First, the Biden administration secured agreement at the recent G7 summit to impose a global minimum corporate tax rate of 15%. This accord aims to prevent profit-shifting as countries compete to lure multinationals in a race to the bottom. It will limit the jurisdiction-shopping that has become a hallmark of global trade, particularly for companies that deal in intangible goods and services. With G7 backing, we can expect the G20 and OECD to follow suit, which should bolt the door on this lurk.

Second, the administration has appointed Lina Khan to chair the Federal Trade Commission. The commission is charged with enforcing antitrust law and protecting consumers. At 32, Khan is the youngest chair in the agency’s history.
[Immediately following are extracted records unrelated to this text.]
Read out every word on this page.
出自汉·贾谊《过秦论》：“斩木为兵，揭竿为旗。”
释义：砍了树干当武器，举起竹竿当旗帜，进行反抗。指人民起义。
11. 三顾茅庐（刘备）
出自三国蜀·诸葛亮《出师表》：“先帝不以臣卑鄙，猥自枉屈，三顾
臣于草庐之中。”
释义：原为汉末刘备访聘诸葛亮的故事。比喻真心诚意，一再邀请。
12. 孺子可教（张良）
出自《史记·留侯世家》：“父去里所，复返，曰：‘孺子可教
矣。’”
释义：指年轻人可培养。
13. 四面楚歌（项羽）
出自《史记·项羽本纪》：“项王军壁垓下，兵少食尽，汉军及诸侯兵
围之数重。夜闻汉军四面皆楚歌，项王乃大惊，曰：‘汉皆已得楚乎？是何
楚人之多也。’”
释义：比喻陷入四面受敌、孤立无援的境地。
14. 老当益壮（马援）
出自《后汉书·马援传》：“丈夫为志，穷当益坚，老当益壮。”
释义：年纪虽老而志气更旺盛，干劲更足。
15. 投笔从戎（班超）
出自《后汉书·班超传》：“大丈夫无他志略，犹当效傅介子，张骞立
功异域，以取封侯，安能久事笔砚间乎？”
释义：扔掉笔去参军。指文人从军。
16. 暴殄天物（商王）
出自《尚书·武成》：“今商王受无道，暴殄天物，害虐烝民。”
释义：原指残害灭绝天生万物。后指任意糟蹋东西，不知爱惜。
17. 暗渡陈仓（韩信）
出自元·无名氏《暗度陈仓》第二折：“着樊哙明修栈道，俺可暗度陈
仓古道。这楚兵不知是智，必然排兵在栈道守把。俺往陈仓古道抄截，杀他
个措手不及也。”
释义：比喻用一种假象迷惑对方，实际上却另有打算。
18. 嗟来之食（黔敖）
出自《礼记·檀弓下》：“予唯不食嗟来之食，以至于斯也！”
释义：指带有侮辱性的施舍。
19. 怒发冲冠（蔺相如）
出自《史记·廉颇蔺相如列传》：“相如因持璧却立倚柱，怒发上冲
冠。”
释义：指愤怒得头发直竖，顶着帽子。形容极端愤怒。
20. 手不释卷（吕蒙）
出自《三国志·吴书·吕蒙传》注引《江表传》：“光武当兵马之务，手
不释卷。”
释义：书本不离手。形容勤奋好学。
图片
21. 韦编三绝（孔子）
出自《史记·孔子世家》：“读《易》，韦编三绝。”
A Yale law graduate, she created a splash in 2017 with a seminal article in the Yale Law Journal titled “Amazon’s antitrust paradox”. She has also taken aim previously at Google’s market power, prompting pushback from the giant. Khan is expected to use her authority to tackle the big five head on.

Third, in a rare display of genuine bipartisanship, Congress is debating a package of antitrust legislation to curtail the tech giants’ might. Six bills would limit acquisitions, strengthen oversight and enforcement, and block unfair trade practices, among other steps.

Democrats are motivated by consumer interests. Republicans believe the tech firms are biased against them. Regardless of reasoning, it appears that Washington has finally caught up with the digital age.

Together these measures should achieve what Roosevelt did in his time. By levelling the playing field, he opened the door to competition and innovation, allowing better quality, lower prices and more choice for customers. We should all want that.

The big five won’t fade away any time soon. They will deploy every weapon at their disposal to fight back against any regulation. That’s what whales do. But change is coming to Silicon Valley. And it’s about time.